There were 40 households, out of which 22.5% had children under the age of 18 living with them, 50.0% were married couples living together, 10.0% had a female householder with no husband present, and 37.5% were non-families. 32.5% of all households were made up of individuals, and 12.5% had someone living alone who was 65 years of age or older. The average household size was 2.08 and the average family size was 2.60.

In the city, the population was spread out, with 19.3% under the age of 18, 12.0% from 18 to 24, 22.9% from 25 to 44, 22.9% from 45 to 64, and 22.9% who were 65 years of age or older. The median age was 42 years. For every 100 females, there were 80.4 males. For every 100 females age 18 and over, there were 91.4 males.
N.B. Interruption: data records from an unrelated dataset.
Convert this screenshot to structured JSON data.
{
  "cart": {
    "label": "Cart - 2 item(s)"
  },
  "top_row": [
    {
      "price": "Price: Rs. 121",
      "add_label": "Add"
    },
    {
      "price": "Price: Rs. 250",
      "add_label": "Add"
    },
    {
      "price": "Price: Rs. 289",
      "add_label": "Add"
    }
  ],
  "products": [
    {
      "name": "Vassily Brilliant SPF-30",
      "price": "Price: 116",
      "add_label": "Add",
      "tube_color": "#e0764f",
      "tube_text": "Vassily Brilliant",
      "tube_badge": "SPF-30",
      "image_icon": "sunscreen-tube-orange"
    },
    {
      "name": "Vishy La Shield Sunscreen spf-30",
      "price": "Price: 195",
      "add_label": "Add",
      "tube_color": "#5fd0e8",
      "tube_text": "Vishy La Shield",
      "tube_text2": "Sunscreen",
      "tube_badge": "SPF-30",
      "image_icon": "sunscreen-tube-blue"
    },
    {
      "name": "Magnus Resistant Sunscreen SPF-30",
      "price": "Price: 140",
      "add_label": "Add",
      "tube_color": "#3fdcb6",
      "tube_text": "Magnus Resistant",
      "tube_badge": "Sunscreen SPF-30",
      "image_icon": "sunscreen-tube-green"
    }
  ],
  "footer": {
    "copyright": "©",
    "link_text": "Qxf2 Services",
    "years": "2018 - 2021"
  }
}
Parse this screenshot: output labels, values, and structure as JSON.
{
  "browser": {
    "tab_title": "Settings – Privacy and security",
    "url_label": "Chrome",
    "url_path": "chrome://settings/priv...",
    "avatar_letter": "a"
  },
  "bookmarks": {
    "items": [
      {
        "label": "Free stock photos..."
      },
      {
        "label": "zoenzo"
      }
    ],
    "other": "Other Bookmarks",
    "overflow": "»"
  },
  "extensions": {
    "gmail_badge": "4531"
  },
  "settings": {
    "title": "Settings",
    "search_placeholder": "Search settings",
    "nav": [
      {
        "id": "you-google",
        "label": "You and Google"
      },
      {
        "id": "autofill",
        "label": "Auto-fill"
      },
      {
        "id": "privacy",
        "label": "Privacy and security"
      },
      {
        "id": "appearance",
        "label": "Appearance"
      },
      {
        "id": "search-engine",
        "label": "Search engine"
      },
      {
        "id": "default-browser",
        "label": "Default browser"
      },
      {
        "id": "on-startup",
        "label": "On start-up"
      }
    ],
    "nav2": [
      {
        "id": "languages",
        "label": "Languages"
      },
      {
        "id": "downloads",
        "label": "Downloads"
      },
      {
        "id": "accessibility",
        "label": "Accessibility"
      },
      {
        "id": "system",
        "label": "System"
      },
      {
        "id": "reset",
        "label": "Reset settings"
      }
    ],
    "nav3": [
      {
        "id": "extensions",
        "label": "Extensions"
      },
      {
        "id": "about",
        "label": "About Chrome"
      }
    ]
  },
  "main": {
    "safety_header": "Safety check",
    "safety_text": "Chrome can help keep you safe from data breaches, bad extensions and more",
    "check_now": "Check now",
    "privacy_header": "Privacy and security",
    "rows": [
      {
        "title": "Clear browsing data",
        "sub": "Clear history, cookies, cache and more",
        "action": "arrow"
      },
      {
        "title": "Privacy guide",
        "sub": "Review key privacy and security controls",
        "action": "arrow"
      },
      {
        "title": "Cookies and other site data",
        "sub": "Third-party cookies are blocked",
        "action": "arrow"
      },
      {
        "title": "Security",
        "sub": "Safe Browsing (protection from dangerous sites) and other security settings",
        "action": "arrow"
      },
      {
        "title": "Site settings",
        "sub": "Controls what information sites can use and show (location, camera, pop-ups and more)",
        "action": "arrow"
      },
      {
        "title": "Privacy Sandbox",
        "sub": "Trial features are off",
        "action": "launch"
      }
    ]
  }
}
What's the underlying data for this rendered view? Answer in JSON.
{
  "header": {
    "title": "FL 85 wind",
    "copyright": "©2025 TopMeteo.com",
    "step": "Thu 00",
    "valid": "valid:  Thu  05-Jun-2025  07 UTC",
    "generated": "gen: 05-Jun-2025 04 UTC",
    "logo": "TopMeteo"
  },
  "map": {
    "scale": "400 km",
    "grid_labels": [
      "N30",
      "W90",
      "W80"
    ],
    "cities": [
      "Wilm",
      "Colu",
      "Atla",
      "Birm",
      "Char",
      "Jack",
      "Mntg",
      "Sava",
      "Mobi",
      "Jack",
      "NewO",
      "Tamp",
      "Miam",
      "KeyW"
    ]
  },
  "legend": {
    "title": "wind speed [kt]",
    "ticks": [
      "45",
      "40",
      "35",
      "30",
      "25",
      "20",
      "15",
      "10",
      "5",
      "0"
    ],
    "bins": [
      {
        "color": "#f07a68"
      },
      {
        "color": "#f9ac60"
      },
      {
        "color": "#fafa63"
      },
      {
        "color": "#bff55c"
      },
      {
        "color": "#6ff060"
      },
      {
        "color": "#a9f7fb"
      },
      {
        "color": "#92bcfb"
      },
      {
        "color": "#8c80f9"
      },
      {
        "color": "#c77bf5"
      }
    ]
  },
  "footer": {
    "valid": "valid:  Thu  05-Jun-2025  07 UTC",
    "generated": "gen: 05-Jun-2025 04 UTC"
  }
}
The median income for a household in the city was $25,500, and the median income for a family was $25,000. Males had a median income of $20,625 versus $14,500 for females. The per capita income for the city was $28,897. There were no families and 10.4% of the population living below the poverty line, including no under eighteens and none of those over 64.

==Education==
The community is served by Otis–Bison USD 403 public school district.